In this Sunday's Arts & Leisure section, you'll find a chirpy little interview with multi-reedist Ben Wendel and pianist Dan Tepfer, in advance of their excellent new album, Small Constructions (Sunnyside), and next Wednesday's gig at the Rubin Museum of Art. We spoke in the basement lair of New York Times photographer Tony Cenicola, on the same day that Wendel and Tepfer taped the above footage at WBGO.
The interview was held for Snapshot, a fairly recent A&L fixture intended to shine a light on breakout young talent. (In recent weeks it has featured comic actor Mather Zickel, non-comic actress Julia Garner, and Brit-soul singer Jessie Ware.) I was glad to have snuck the first improvising musicians into rotation.
But of course, space limitations meant that our conversation had to be truncated, and that some cool things hit the figurative cutting-room floor. One tangent in particular struck me as worth salvaging and posting here. Wendel's comment about the absence of a normalizing incentive provided by major labels was of special interest to me; I tossed off a similar comment recently in conversation with Ben Ratliff (something about "the upside of the collapsed infrastructure"), and it was good to hear validation from an informed source.
The two of you belong to a loose coalition of players roughly the same age, who have this total fluidity with style. Do you feel like you’re part of a movement? And do you feel on the same page with each other in this regard?
Wendel: Yeah, definitely. Especially in New York there’s really tight-knit communities of friends, and I think it’s very common to gravitate towards people who have shared common interests or likes in music. I definitely feel that way. Even though within that range of people that you’re describing there’s a really wide aesthetic range, there’s definitely this common aesthetic thread. I remember someone recently defined jazz as the music that jazz musicians play at the time that they’re living. That’s us: we love Radiohead and Bon Iver, and we love Mussogorsky and we love Duke Ellington. Hopefully that’s all going to be expressed through what we create.
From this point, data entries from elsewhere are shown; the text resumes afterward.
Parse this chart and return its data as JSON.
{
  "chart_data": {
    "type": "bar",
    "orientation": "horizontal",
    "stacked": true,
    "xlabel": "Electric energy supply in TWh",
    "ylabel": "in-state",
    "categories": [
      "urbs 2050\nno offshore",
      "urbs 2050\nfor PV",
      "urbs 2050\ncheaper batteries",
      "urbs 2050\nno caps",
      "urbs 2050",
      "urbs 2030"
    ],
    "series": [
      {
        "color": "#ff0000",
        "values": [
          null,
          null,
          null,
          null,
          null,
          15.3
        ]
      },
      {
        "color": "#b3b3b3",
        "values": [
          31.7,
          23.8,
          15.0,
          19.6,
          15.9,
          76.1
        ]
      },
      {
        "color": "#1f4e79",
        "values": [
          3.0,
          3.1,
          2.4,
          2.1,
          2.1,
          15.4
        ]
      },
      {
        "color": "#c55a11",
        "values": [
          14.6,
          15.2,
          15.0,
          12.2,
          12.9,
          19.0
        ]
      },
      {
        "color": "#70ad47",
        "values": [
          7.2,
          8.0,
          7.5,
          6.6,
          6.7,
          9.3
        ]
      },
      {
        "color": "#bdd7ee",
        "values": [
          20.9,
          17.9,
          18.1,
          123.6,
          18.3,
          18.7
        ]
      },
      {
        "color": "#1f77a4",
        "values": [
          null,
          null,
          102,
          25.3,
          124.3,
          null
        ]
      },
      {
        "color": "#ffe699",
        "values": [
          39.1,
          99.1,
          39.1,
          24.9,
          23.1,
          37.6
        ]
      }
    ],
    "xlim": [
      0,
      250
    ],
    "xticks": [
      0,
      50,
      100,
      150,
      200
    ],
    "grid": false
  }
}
Tepfer: I feel so much that way that I almost have to make a mental effort to think of what it would be if it weren’t that. It just seems so obvious. All the people I hang out with, we’re talking about what we find to be good music. Like the Duke Ellington quote, it just seems so obvious. This is good music, this is bad music. I don’t really know anybody who’s thinking in terms of a limitation of style. Everything is very clearly available to us at this point. I have a classical composer friend who’s in his 50s, and he was just saying that we’re so lucky these days. When he was coming up, you had to write serial music. Likewise in jazz, there was definitely a certain time where we were feeling these limitations. We live in a really exciting time in that respect.
Wendel: I feel like there’s a socioeconomic element to it too. Which is, like, we never even experienced even the idea of the bigger record deal, and having to conform to those industries. We missed that boat. I have friends that are 10 years older than me that were part of that experience, and know what’s gone. It’s like, well, I don’t even mourn the loss of anything. I never had it.
Tepfer: We’re literally in this position of just trying to make music that we like to listen to. Because there’s not going to be that many people buying the record, even if it’s a big success. Of six or seven billion people on earth, there’s going to be a number of people who feel probably pretty much the same way as I do, aesthetically speaking. We have access to all those people now.
Wendel: My sister, she does work in p.r. Her whole thing is, you’re not trying to please everyone anymore, you’re just trying to find your tribe. And if your tribe is .00001% of seven billion people, you’re fine.
Tepfer: It’s incredibly liberating. I really had that epiphany with the Goldberg Variations. Because I was doing this really strange project that hadn’t really been done that way before. And I’m sitting there and realizing that at certain points, I would do a take that I felt OK about. Like, “Oh. This is cool, I can put this out into the world.” And I realized that there’s literally a switch when that happens. And that was a total epiphany for me. Everything I make now is that. Nobody knows anything about what else is important. It used to be marketing and styles and all that stuff, but that’s literally not even relevant now to the marketplace.